SwiftServer — Monitoring & SSH
A native Apple-platform client for watching Linux server health, opening SSH sessions, and moving files over SFTP without installing a monitoring agent on the remote machine.
Typical Mac workflow
You add servers with SSH credentials or keys, then open a dashboard that polls standard Linux commands for CPU load, memory, disk partitions, network throughput, Docker containers, and optional NVIDIA GPU stats. When a metric looks wrong, the same app opens a full terminal tab or an SFTP browser so you can inspect logs, restart services, or edit a config file. Server groups, tags, and a global map view help when you manage more than a handful of hosts. On Mac, version 2.0 also introduced widgets and Live Activities so you can glance at status from the desktop or lock screen without keeping the main window open.
Monitoring without server-side software
According to the vendor, SwiftServer does not install its own daemon on Linux. Metrics come from commands run over your existing SSH connection, which keeps the remote system clean but means monitoring quality depends on what the OS exposes (Docker version, vnstat availability, GPU drivers, and similar). That trade-off suits VPS and bare-metal boxes where you already have shell access and prefer not to add another package just for charts.

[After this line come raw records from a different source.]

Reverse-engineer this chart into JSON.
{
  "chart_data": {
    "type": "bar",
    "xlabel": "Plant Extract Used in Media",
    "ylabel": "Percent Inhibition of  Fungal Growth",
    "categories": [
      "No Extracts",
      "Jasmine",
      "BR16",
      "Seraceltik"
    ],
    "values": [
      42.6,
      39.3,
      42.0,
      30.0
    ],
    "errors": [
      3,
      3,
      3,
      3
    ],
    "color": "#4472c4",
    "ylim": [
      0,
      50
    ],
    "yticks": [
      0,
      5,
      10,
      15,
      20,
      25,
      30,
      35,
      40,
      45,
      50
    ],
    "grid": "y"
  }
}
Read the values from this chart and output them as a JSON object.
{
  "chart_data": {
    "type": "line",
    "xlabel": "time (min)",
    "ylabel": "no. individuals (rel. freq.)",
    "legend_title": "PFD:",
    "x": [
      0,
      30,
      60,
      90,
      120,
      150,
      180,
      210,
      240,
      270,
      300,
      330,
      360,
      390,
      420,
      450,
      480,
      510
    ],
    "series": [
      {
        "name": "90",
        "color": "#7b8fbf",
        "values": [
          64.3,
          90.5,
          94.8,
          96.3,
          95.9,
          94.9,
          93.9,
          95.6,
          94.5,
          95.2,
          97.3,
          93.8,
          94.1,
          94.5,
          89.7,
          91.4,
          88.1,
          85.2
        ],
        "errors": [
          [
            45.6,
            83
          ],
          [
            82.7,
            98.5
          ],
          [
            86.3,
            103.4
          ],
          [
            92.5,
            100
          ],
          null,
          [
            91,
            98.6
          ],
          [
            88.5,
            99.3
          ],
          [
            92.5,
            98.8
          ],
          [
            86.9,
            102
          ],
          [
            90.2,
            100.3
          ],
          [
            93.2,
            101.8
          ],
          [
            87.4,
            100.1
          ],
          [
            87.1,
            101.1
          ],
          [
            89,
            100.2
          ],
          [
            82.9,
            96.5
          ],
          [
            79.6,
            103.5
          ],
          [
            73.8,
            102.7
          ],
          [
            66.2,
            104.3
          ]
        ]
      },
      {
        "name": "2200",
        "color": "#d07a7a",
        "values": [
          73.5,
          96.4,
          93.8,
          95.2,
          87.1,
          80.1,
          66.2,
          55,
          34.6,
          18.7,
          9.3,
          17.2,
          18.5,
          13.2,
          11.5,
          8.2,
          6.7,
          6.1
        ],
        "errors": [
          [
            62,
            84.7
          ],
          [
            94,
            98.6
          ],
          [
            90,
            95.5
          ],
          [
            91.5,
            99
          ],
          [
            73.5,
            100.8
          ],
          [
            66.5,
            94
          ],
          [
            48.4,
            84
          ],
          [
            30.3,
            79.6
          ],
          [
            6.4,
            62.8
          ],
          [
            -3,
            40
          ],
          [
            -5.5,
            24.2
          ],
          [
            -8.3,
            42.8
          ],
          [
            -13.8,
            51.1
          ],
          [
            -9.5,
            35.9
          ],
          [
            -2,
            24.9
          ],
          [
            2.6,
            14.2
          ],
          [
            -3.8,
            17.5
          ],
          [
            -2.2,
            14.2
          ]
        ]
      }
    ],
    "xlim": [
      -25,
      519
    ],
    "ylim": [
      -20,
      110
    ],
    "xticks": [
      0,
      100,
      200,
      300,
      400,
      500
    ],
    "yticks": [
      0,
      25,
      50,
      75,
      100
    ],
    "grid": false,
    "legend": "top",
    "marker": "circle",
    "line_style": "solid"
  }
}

SSH, jump hosts, and file transfer
The 2.0 line replaced the SSH stack with an engine aimed at more stable sessions, jump-server support for bastion setups, and server-to-server SFTP transfers. Terminal appearance can be customized on Premium plans; free tier still covers core monitoring, terminal control, snippets, and basic SFTP. Jump-server routing matters for teams that never expose SSH directly to the internet.
Licensing and platform requirements
The app is free to download with optional Premium subscriptions or a lifetime unlock for unlimited server entries, iCloud sync across iPhone, iPad, and Mac, public IP geolocation on the dashboard, and deeper terminal and SFTP editing features. Mac installs require macOS 15.0 or later alongside iOS 18 on mobile siblings in the same universal purchase. Version 2.0.5 is a small maintenance update on the App Store; the vendor’s web changelog currently lists through 2.0.1, so patch details for 2.0.5 come from store release notes rather than the documentation site.